大学のキャンパス移転が相次いでいます。とくに都市の中心部や駅から近い場所に移転することで、学生のアクセスや就活などの利便性が上がる例が多く見られます。それだけでなく、プロ野球の本拠地がある複合施設に移転予定の北海道医療大学のように、移転先の環境を生かして、学生の学びを深めることが期待される例もあるようです。 【写真】北海道医療大学が移転予定の北海道ボールパークFビレッジの完成イメージ図
プロ野球の北海道日本ハムファイターズが本拠地としている北海道北広島市のエスコンフィールドを中核とする複合施設「北海道ボールパークFビレッジ」。野球場がボールパークと呼ばれ、野球の試合だけでなく周辺施設を丸ごと楽しむ文化がある米国メジャーリーグにならって、エンタメからグルメまでを楽しめる施設で、2023年のオープン以来、北海道の新しい観光名所の一つになっています。 そのFビレッジへ28年4月に大学キャンパスを移転することを23年10月に発表したのが、北海道石狩郡当別町にある北海道医療大学です。薬学部、歯学部、看護福祉学部など医療技術に関わる6学部9学科および歯科衛生士専門学校があり、約3500人の学生と約800人の職員を擁する、北海道では最大級の医療系総合大学として知られています。 鈴木英二理事長は移転のいきさつをこう説明します。 「24年に創立50周年を迎え、初期の校舎は建て替えの時期が迫っていることが、移転の背景にありました。また、東京では一時期郊外へ移転していた大学の多くが都心に戻ってきているという話も聞くようになりました。
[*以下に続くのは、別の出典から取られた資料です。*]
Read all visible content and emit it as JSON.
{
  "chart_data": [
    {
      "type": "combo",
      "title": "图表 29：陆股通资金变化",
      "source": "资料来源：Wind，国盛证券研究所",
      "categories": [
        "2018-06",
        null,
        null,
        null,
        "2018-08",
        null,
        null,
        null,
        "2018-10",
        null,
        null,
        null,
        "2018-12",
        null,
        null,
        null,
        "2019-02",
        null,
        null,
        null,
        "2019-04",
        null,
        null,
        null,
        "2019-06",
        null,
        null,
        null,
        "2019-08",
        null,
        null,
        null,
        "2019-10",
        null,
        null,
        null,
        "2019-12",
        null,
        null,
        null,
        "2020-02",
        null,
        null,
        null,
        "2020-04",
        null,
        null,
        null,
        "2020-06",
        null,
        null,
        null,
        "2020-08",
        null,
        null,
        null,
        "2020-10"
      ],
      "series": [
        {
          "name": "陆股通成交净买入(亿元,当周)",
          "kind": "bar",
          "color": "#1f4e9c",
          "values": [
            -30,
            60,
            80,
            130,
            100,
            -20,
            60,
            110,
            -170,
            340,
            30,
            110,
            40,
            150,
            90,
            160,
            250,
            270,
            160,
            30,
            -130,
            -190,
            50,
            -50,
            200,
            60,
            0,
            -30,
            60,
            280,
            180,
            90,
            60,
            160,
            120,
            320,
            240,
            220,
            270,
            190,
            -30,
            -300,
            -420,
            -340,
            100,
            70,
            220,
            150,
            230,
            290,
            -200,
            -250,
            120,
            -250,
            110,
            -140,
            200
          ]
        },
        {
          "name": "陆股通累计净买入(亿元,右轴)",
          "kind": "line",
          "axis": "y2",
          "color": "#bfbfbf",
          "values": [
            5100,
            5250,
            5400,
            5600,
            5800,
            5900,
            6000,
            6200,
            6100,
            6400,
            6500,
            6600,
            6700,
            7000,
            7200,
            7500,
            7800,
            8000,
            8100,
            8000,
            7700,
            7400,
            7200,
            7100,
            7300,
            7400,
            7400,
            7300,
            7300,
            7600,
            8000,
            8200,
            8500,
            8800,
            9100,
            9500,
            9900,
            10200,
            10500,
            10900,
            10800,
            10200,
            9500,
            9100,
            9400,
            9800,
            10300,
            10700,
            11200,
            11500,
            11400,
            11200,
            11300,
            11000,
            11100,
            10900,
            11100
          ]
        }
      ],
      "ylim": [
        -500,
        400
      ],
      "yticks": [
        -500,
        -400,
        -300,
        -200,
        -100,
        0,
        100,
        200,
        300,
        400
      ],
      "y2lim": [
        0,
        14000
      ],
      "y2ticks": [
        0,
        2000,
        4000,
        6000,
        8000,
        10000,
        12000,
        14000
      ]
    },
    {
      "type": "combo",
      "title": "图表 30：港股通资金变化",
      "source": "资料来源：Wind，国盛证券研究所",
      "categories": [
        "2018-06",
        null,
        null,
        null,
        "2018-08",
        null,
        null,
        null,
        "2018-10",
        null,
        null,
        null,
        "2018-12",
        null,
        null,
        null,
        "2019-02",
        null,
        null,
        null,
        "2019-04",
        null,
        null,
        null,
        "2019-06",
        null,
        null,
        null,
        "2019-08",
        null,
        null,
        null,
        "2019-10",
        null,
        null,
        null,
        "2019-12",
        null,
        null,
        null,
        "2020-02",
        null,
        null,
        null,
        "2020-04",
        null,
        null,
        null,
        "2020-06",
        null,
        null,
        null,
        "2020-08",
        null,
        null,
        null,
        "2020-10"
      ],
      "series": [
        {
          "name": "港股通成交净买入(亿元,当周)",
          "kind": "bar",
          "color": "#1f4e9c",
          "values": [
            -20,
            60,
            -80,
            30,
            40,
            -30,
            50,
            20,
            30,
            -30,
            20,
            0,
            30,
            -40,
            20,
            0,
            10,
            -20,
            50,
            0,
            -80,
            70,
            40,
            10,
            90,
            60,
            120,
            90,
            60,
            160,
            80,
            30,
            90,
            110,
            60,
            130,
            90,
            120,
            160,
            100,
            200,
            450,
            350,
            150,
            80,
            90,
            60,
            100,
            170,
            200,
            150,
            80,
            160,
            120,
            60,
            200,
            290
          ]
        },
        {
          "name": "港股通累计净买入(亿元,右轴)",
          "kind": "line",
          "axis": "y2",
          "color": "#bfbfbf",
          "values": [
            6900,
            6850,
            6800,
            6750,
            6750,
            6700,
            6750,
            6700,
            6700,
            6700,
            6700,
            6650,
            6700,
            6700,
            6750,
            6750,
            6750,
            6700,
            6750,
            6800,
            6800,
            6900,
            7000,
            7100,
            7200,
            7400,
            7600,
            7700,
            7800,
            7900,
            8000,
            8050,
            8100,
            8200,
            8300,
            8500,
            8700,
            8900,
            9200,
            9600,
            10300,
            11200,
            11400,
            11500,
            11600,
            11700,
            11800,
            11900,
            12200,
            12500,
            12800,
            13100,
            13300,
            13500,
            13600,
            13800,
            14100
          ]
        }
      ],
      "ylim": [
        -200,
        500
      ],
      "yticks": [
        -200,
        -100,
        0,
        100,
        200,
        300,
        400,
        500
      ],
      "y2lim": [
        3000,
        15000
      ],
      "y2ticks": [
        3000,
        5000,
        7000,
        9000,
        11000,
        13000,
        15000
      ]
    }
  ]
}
私たちも、現在のキャンパスで校舎を建て替える場合、札幌市内やその近郊に移転する場合など、さまざまなケースでの建て替えシミュレーションを2年ほど前から行ってきました」
「構想が合致した」
現在のキャンパスの最寄り駅は、札幌から電車で北に約42分の場所にあり、冬は吹雪で電車が止まることもあり、学生からは通学環境への不安の声が多く上がっていました。また学費をアルバイトで捻出する学生が多いことも、移転の理由の一つです。学生の中には、札幌まで往復2時間かけてバイトに行っていたものの、雪で行けなくなって、辞めざるを得なくなったという話も耳にしたと言います。 北海道医療大学の前身の東日本学園大学は1974年に設立され、当時は教養部を釧路近くの音別町に置いていました。札幌まで電車で4~5時間かかる音別校舎を廃止して、1985年に全キャンパスを札幌に近い当別町に移転・統合したことで、「学生募集の面で効果が大きかった」という経験も、移転を後押ししたと言います。 「本学の移転構想と、地域社会の活性化や社会への貢献につながる『共同創造空間』を目指すというFビレッジの構想が合致しました」 Fビレッジのスタジアム近辺にはJRの新駅も設置され、新千歳空港から約20分、札幌市内からも20分程度という交通の便のいい大学に生まれ変わる予定です。